Potong Rantai Distribusi, Ula Dorong Pertumbuhan Bisnis UKM

marketeers article

Era digital menjadi tantangan bagi para pelaku usaha kecil dan menengah (UKM) dan warung-warung kelontong. Para pelaku UKM yang umumnya belum melek digital harus menghadapi pergeseran perilaku konsumen yang semakin bergantung pada teknologi digital. Hal ini memunculkan kesenjangan teknologi antara pelaku UKM dan konsumen 

Namun, bisnis bukanlah dunia dengan toleransi. Siapa yang tidak dapat beradaptasi akan kalah bersaing. Inilah yang dilihat Ula sebagai permasalahan yang harus diselesaikan. Menurut Derry Sakti, Co-Founder & COO Ula Indonesia, ini merupakan momentum untuk memberi solusi kesenjangan teknologi tersebut. 

“Ternyata permasalahan UKM dan warung kelontong tak sebatas adopsi teknologi, tapi bagaimana pasar melihat sektor ini. UKM dan warung kelontong tidak mendapatkan previlese sebagai pedagang. Mereka justru tidak ada bedanya dengan konsumen yang mendapatkan harga paling akhir,” papar Derry.

Potensi pasar ritel di Indonesia sendiri tergolong sama besar. Menurut data yang dikumpulkan Ula, market size ritel fast moving consumer goods (FMCG) di negara ini mencapai US$ 200 juta pada tahun 2020. Pembelian terbesar masih didominasi oleh warung. Namun, birokrasi dalam distribusi sering menghambat pelaku UKM untuk mendapakan keuntungan optimal. 

Menjawab permasalahan tersebut, Ula menawarkan sepaket solusi pengelolaan bisnis secara digital melalui aplikasi Ula. Aplikasi ini memiliki sejumlah kelebihan, dari akses belanja bahan baku, akses barang yang lengkap, harga terjangkau, pengiriman barang dagangan yang efisien, hingga opsi pembayaran barang dagangan atau bahan baku yang fleksibel dengan fitur paylater

 “Dilihat dari value proposition, Ula memiliki tujuh nilai yang dijunjung tinggi, yaitu empower, working capital, logistic support, customers, big data, marketing exposure, dan layanan yang tailor made,” jelas Derry.

Pada dasarnya, Ula hadir untuk memberdayakan UKM dan warung kelontong sebagai kanal terakhir di rantai distribusi, namun tidak mendapatkan keuntungan optimal akibat margin yang terlalu kecil. Penyebabnya adalah rantai distribusi yang terlalu panjang. Derry mengatakan untuk sektor FMCG saja, pedagang harus melewati lima sampai enam layer untuk mendapatkan barang dagangan. Sehingga, harga yang didapatkan kerap bukan harga jual, tapi justru harga yang harusnya dikeluarkan konsumen untuk membeli.

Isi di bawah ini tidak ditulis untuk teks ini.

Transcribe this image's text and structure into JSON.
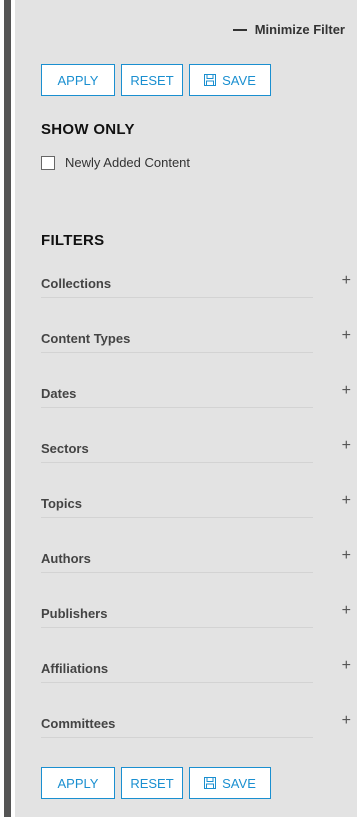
{
  "header": {
    "minimize_label": "Minimize Filter"
  },
  "buttons": {
    "apply": "APPLY",
    "reset": "RESET",
    "save": "SAVE"
  },
  "show_only": {
    "title": "SHOW ONLY",
    "checkbox_label": "Newly Added Content",
    "checked": false
  },
  "filters": {
    "title": "FILTERS",
    "expand_symbol": "+",
    "items": [
      {
        "label": "Collections"
      },
      {
        "label": "Content Types"
      },
      {
        "label": "Dates"
      },
      {
        "label": "Sectors"
      },
      {
        "label": "Topics"
      },
      {
        "label": "Authors"
      },
      {
        "label": "Publishers"
      },
      {
        "label": "Affiliations"
      },
      {
        "label": "Committees"
      }
    ]
  },
  "colors": {
    "accent": "#1a8fd0",
    "panel": "#e3e3e3"
  }
}
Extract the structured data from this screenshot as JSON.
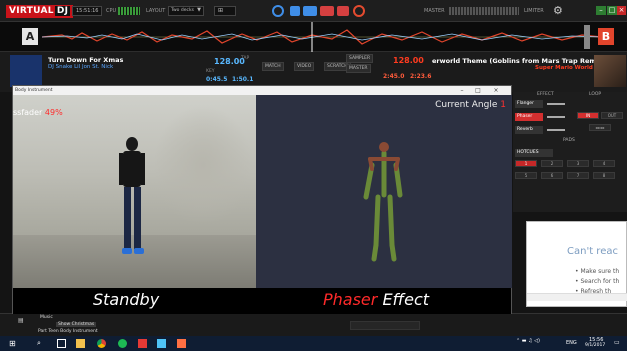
{
  "app": {
    "logo_a": "VIRTUAL",
    "logo_b": "DJ",
    "time": "15:51:16",
    "cpu_label": "CPU",
    "layout_label": "LAYOUT",
    "layout_value": "Two decks",
    "master_label": "MASTER",
    "limiter_label": "LIMITER"
  },
  "deck_a": {
    "letter": "A",
    "title": "Turn Down For Xmas",
    "artist": "DJ Snake Lil Jon  St. Nick",
    "bpm": "128.00",
    "key": "KEY",
    "elapsed": "0:45.5",
    "remain": "1:50.1",
    "tap": "TAP"
  },
  "deck_b": {
    "letter": "B",
    "title": "erworld Theme (Goblins from Mars Trap Remix) (Lo",
    "artist": "Super Mario World",
    "bpm": "128.00",
    "elapsed": "2:45.0",
    "remain": "2:23.6"
  },
  "mixer": {
    "match": "MATCH",
    "video": "VIDEO",
    "scratch": "SCRATCH",
    "sampler": "SAMPLER",
    "master": "MASTER"
  },
  "fx": {
    "effect_header": "EFFECT",
    "loop_header": "LOOP",
    "fx1": "Flanger",
    "fx2": "Phaser",
    "fx3": "Reverb",
    "in_label": "IN",
    "out_label": "OUT",
    "pads": "PADS",
    "hotcues": "HOTCUES",
    "cue_numbers": [
      "1",
      "2",
      "3",
      "4",
      "5",
      "6",
      "7",
      "8"
    ]
  },
  "tracker": {
    "window_title": "Body Instrument",
    "crossfader_label": "ssfader",
    "crossfader_value": "49%",
    "angle_label": "Current Angle",
    "angle_value": "1",
    "caption_left": "Standby",
    "caption_fx": "Phaser",
    "caption_right": " Effect"
  },
  "browser": {
    "headline": "Can't reac",
    "bullet1": "Make sure th",
    "bullet2": "Search for th",
    "bullet3": "Refresh th"
  },
  "library": {
    "folder1": "Music",
    "folder2": "Show Christmas",
    "folder3": "Part Teen Body Instrument"
  },
  "taskbar": {
    "clock_time": "15:56",
    "clock_date": "9/1/2017",
    "lang": "ENG"
  },
  "colors": {
    "brand_red": "#c9131a",
    "deck_a_blue": "#5aa6ff",
    "deck_b_red": "#ff3b1f",
    "caption_red": "#ff2a2a",
    "skeleton_green": "#6a8a38",
    "skeleton_joint": "#8a4a34"
  }
}
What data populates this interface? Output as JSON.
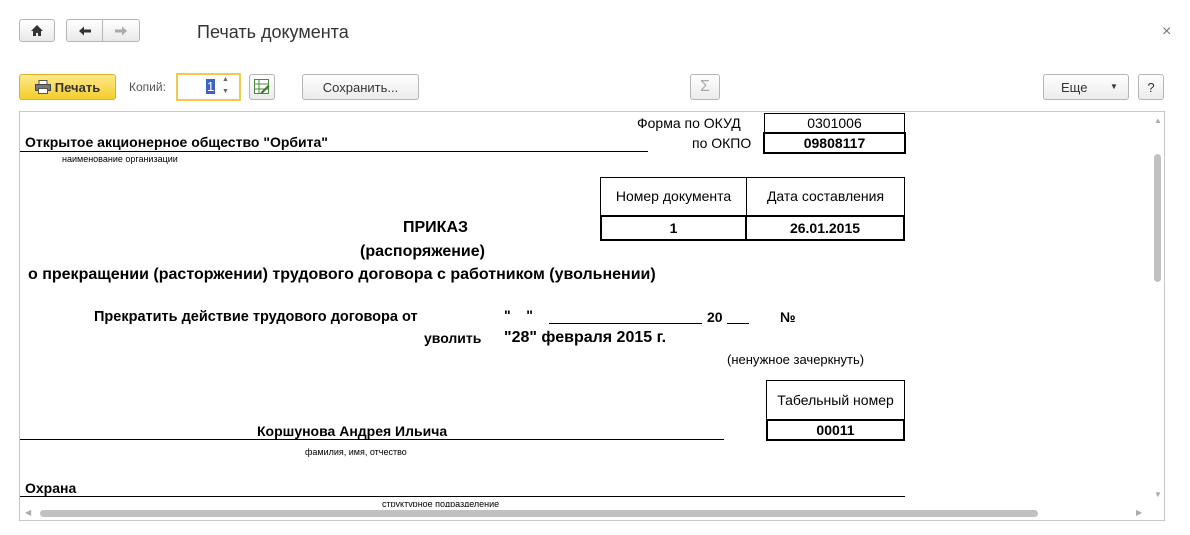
{
  "window": {
    "title": "Печать документа",
    "close_glyph": "×"
  },
  "toolbar": {
    "print_label": "Печать",
    "copies_label": "Копий:",
    "copies_value": "1",
    "save_label": "Сохранить...",
    "sum_glyph": "Σ",
    "more_label": "Еще",
    "help_label": "?"
  },
  "document": {
    "okud_label": "Форма по ОКУД",
    "okud_code": "0301006",
    "okpo_label": "по ОКПО",
    "okpo_code": "09808117",
    "org_name": "Открытое акционерное общество \"Орбита\"",
    "org_caption": "наименование организации",
    "doc_number_header": "Номер документа",
    "doc_date_header": "Дата составления",
    "doc_number": "1",
    "doc_date": "26.01.2015",
    "title": "ПРИКАЗ",
    "subtitle": "(распоряжение)",
    "subject": "о прекращении (расторжении) трудового договора с работником (увольнении)",
    "terminate_label": "Прекратить действие трудового договора от",
    "terminate_quote": "\"    \"",
    "terminate_year": "20",
    "terminate_number": "№",
    "dismiss_label": "уволить",
    "dismiss_date": "\"28\" февраля 2015 г.",
    "strike_note": "(ненужное зачеркнуть)",
    "tab_number_header": "Табельный номер",
    "tab_number": "00011",
    "employee_name": "Коршунова Андрея Ильича",
    "employee_caption": "фамилия, имя, отчество",
    "department": "Охрана",
    "department_caption": "структурное подразделение"
  }
}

“Adanya Ula bukan berarti pedagang bisa memotong layer distribusi. Kami mencoba mengefisienkan rantai pasokan yang berdampak pada harga yang lebih murah sekaligus pengambilan margin yang lebih besar. Tak tertutup kemungkinan, di masa mendatang, Ula bisa mempertemukan merek dengan pedagang secara langsung,” katanya.  

Raih Pendanaan  

Saat ini, Ula berhasil mengekspansi empat kota di tiga provinsi di Pulau Jawa. Dimulai di Jawa Timur, kini Ula sudah digunakan oleh pelaku UKM dan warung kelontong di Kota Semarang, Solo, dan Bandung.

Pada Juni 2020, startup ini berhasil meraih pendanaan Rp 148 miliar (US$ 10,5 juta) yang dipimpin oleh Sequoia dan Lightspeed India, serta didukung oleh SMDV, Quona Capital, Saison Capital, dan Alter Global. Pendanaan ini diraih setelah Ula lima bulan beroperasi.

“Pendanaan itu merupakan kepercayaan. Kami sejak awal memiliki visi yang jelas, yaitu memberdayakan UKM untuk maju lewat pengelolaan supply chain dan value chain, dan berhasil membuktikan bahwa teknologi bisa mengatasi masalah ekonomi,” kata Derry.

Dengan dana segar ini, Ula sepanjang tahun 2020 berhasil membangun bisnis dan mencapai misinya untuk UKM. Selain itu, perusahaan rintisan teknologi ini juga tengah menggenjot peningkatan sumber daya manusia (SDM) baik secara jumlah dan kualitas untuk memperkuat posisinya di tengah persaingan business-to-business (B2B) startup yang makin sengit.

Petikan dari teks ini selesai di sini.